As described above, since the portion where the recording in area 2 shown in FIG. 6 may be thinned is recorded in a wide pulse, the recording density unevenness at the initial stage of recording is reduced.

Here, the number of times of control is n, m, and the number of pulses is X.

However, in this example, the values shown in Table 1 were used as appropriate based on the experimental results.

Table 1 This solves the problem of a decrease in the density of the recorded image at the start of each row of recording, but similar results can be obtained by controlling the voltage applied to an electro-thermal conversion element such as a heating resistor instead of during the pulse.

Furthermore, although the control numbers n and m are the number of pulses in the previous embodiment, they may be a time corresponding to the number of pulses.

In addition, this embodiment does not require a complicated I control circuit, so it can be easily implemented.

In the embodiment described above, X during the pulse was constant during the control number n, but if X is made variable as a function of n, more uniform density control becomes possible. For example, the maximum value may be set during the pulse when n-n, and as n decreases, the value during the pulse may be decreased so that when n=0, the value during the pulse becomes y.

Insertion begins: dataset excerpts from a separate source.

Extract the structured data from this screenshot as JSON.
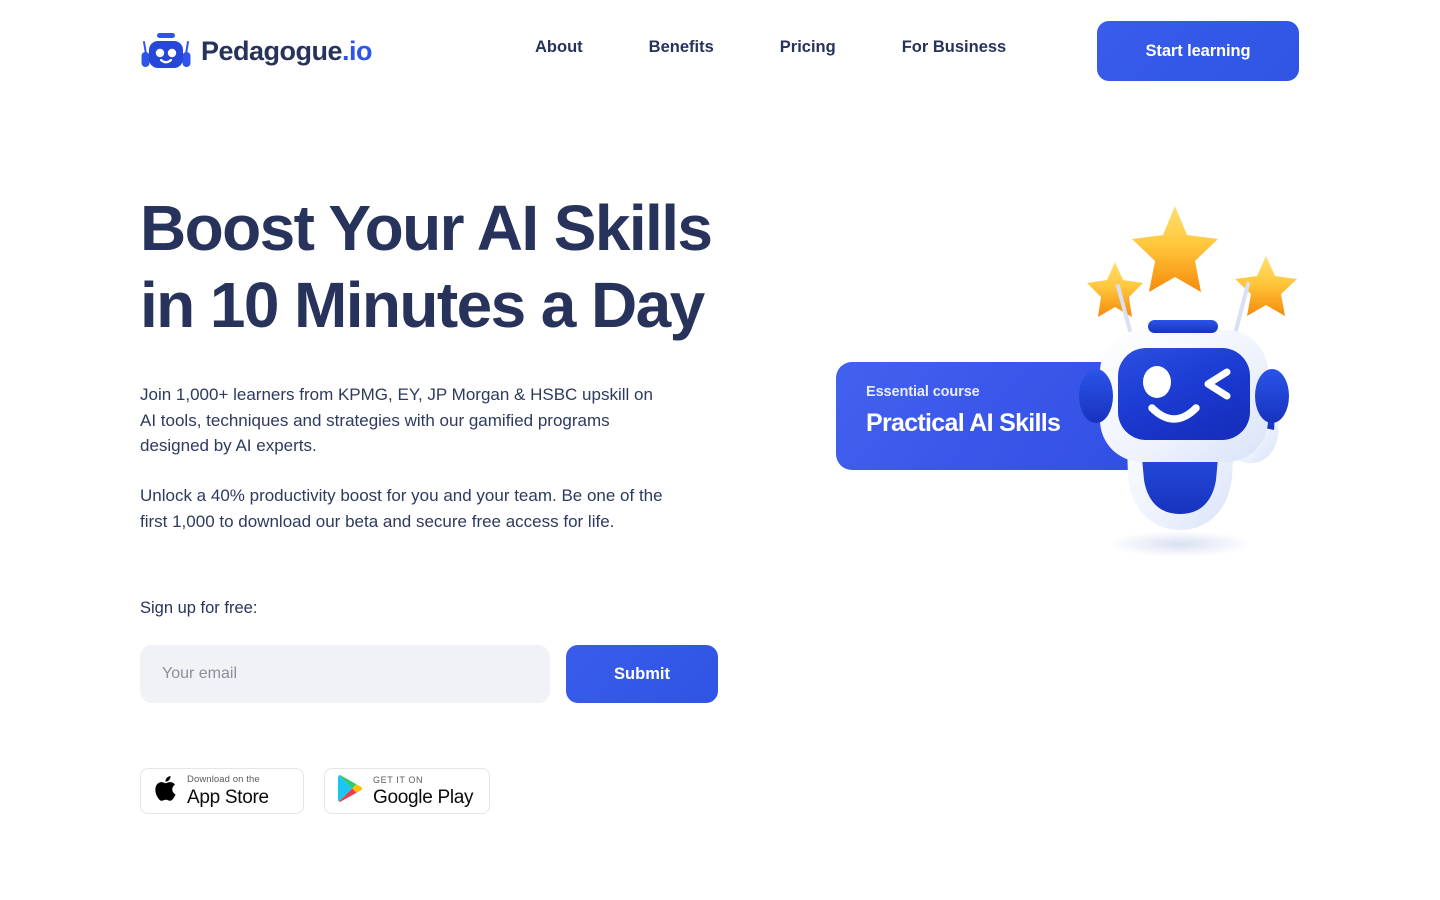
{
  "brand": {
    "logo_icon": "robot-head-icon",
    "name": "Pedagogue",
    "tld": ".io"
  },
  "header": {
    "nav": [
      {
        "label": "About",
        "name": "nav-item-about"
      },
      {
        "label": "Benefits",
        "name": "nav-item-benefits"
      },
      {
        "label": "Pricing",
        "name": "nav-item-pricing"
      },
      {
        "label": "For Business",
        "name": "nav-item-for-business"
      }
    ],
    "cta_label": "Start learning"
  },
  "hero": {
    "headline": "Boost Your AI Skills in 10 Minutes a Day",
    "paragraph_1": "Join 1,000+ learners from KPMG, EY, JP Morgan & HSBC upskill on AI tools, techniques and strategies with our gamified programs designed by AI experts.",
    "paragraph_2": "Unlock a 40% productivity boost for you and your team. Be one of the first 1,000 to download our beta and secure free access for life.",
    "signup_label": "Sign up for free:",
    "email_placeholder": "Your email",
    "email_value": "",
    "submit_label": "Submit"
  },
  "store_badges": [
    {
      "name": "app-store-badge",
      "icon": "apple-logo-icon",
      "small_text": "Download on the",
      "big_text": "App Store"
    },
    {
      "name": "google-play-badge",
      "icon": "google-play-icon",
      "small_text": "GET IT ON",
      "big_text": "Google Play"
    }
  ],
  "course_card": {
    "eyebrow": "Essential course",
    "title": "Practical AI Skills",
    "illustration": "robot-mascot-with-stars"
  },
  "colors": {
    "brand_blue": "#3458E6",
    "navy_text": "#28335C",
    "card_gradient_start": "#4361EE",
    "card_gradient_end": "#2F4FE2",
    "input_background": "#F1F2F5",
    "star_gold": "#FFC93C",
    "star_orange": "#F79009",
    "robot_blue": "#1A3FD4"
  }
}
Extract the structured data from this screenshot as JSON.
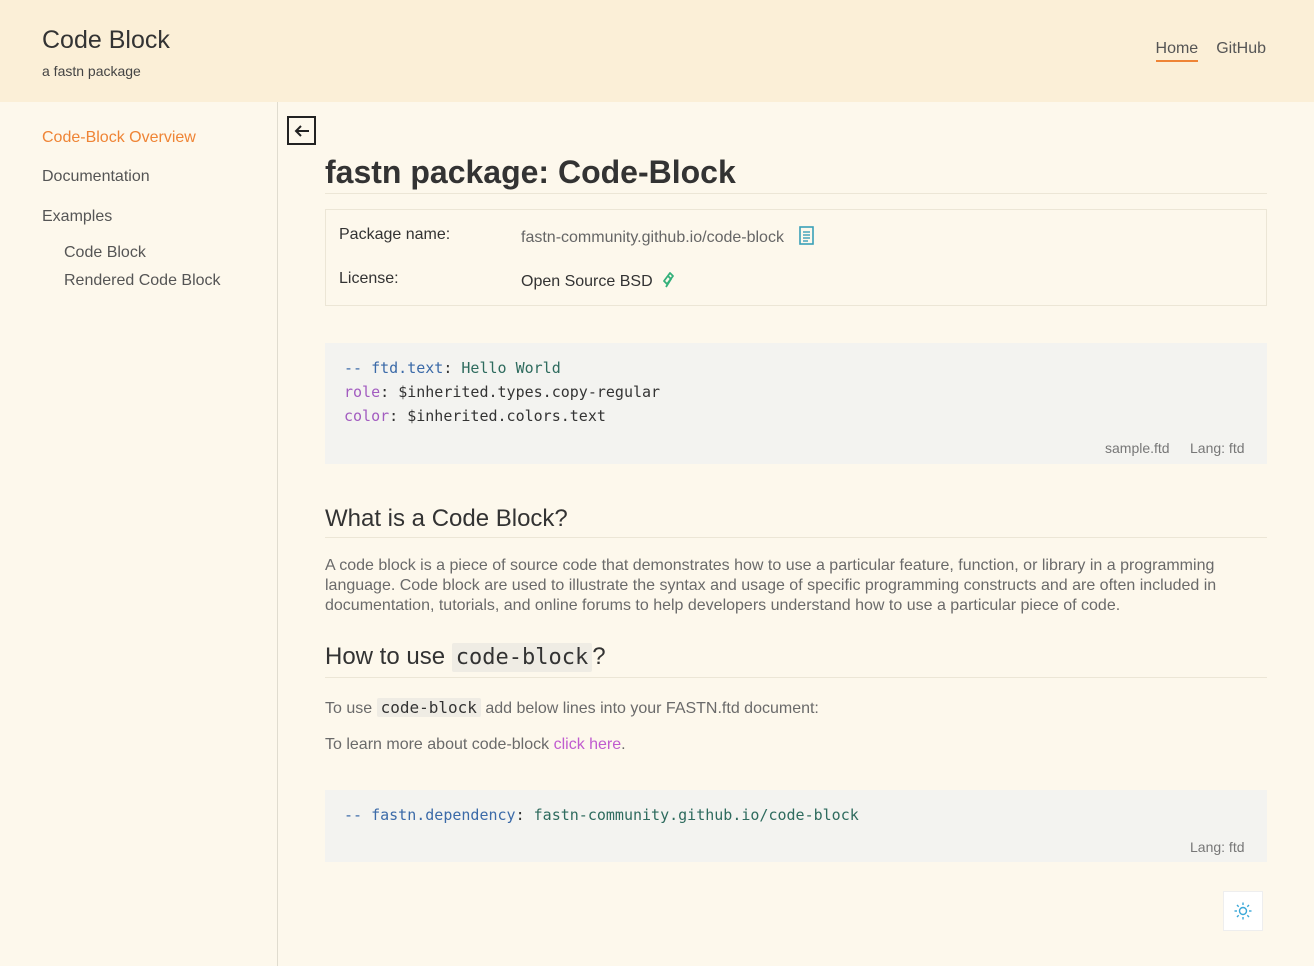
{
  "header": {
    "title": "Code Block",
    "subtitle": "a fastn package",
    "nav": [
      {
        "label": "Home",
        "active": true
      },
      {
        "label": "GitHub",
        "active": false
      }
    ]
  },
  "sidebar": {
    "items": [
      {
        "label": "Code-Block Overview",
        "active": true
      },
      {
        "label": "Documentation"
      },
      {
        "label": "Examples"
      }
    ],
    "subitems": [
      {
        "label": "Code Block"
      },
      {
        "label": "Rendered Code Block"
      }
    ]
  },
  "page": {
    "title": "fastn package: Code-Block",
    "info": {
      "package_label": "Package name:",
      "package_value": "fastn-community.github.io/code-block",
      "license_label": "License:",
      "license_value": "Open Source BSD"
    },
    "code1": {
      "line1_dash": "-- ",
      "line1_key": "ftd.text",
      "line1_colon": ": ",
      "line1_val": "Hello World",
      "line2_key": "role",
      "line2_colon": ": ",
      "line2_val": "$inherited.types.copy-regular",
      "line3_key": "color",
      "line3_colon": ": ",
      "line3_val": "$inherited.colors.text",
      "filename": "sample.ftd",
      "lang": "Lang: ftd"
    },
    "section1": {
      "heading": "What is a Code Block?",
      "text": "A code block is a piece of source code that demonstrates how to use a particular feature, function, or library in a programming language. Code block are used to illustrate the syntax and usage of specific programming constructs and are often included in documentation, tutorials, and online forums to help developers understand how to use a particular piece of code."
    },
    "section2": {
      "heading_pre": "How to use ",
      "heading_code": "code-block",
      "heading_post": "?",
      "usage_pre": "To use ",
      "usage_code": "code-block",
      "usage_post": " add below lines into your FASTN.ftd document:",
      "learn_pre": "To learn more about code-block ",
      "learn_link": "click here",
      "learn_post": "."
    },
    "code2": {
      "dash": "-- ",
      "key": "fastn.dependency",
      "colon": ": ",
      "val": "fastn-community.github.io/code-block",
      "lang": "Lang: ftd"
    }
  },
  "icons": {
    "back": "arrow-left-icon",
    "copy": "copy-icon",
    "link": "link-icon",
    "theme": "sun-icon"
  },
  "colors": {
    "accent": "#ef8435",
    "header_bg": "#fbefd7",
    "page_bg": "#fdf8ec",
    "link": "#c05ccf"
  }
}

Further, in the above-described embodiment, during the pulse, @+1 = q [Effects of the Invention] As is clear from the above explanation, according to the present invention, during a predetermined period at the beginning of recording after no recording is performed for a predetermined period, Electricity
The power of the pulse applied to the heat conversion element is increased, and the diameter of the recording dot is increased.

As a result, the decrease in recorded image density at the initial stage of recording was improved and density unevenness was reduced.

[Brief explanation of the drawing]

FIG. 1 is a block diagram of an inkjet recording apparatus according to an embodiment of the present invention, FIG. 2 is a flowchart of processing according to an embodiment of the present invention, and FIG. 3 is a line showing the relationship between applied pulse width and recording density. Figure 4 is a diagram showing changes in dot diameter due to recording, Figure 5 is a conceptual diagram of area factors due to differences in dot diameter, and Figure 6 is a top view of a sample recorded by a conventional apparatus. IA-10... Recording area, 2... Area with low recording density, lOΔ... Pulse width control circuit, 10B... Data presence/absence detection circuit. /′. 5':c Rusu width at Sumikano → Thick Figure 3 Figure 4

Claims (1)

[Scope of Claims] 1) A recording head that ejects ink and records on a recording surface by applying electric pulses to an electro-thermal conversion element in accordance with recording data; A recording non-period detection means for detecting that a predetermined number of electric pulses are not input; and a pulse power control means for changing the power in the predetermined number of electric pulses when the recording non-period detection means detects the non-recording period. Inkjet recording device. 2) A recording head that discharges ink and records on a recording surface by applying electric pulses to an electro-thermal conversion element according to recording data, and a non-recording period that detects that the recording data is not input for a predetermined period of time. An inkjet recording apparatus comprising: a detection means; and a pulse power control means for changing the power of the electric pulse for a predetermined time when the recording non-period detection means makes the detection. 3) The inkjet recording apparatus according to claim 1 or 2, wherein the change in the electric power involves changing the pulse width. 4) The inkjet recording apparatus according to claim 1 or 2, wherein the change in the electric power is performed by changing a pulse voltage.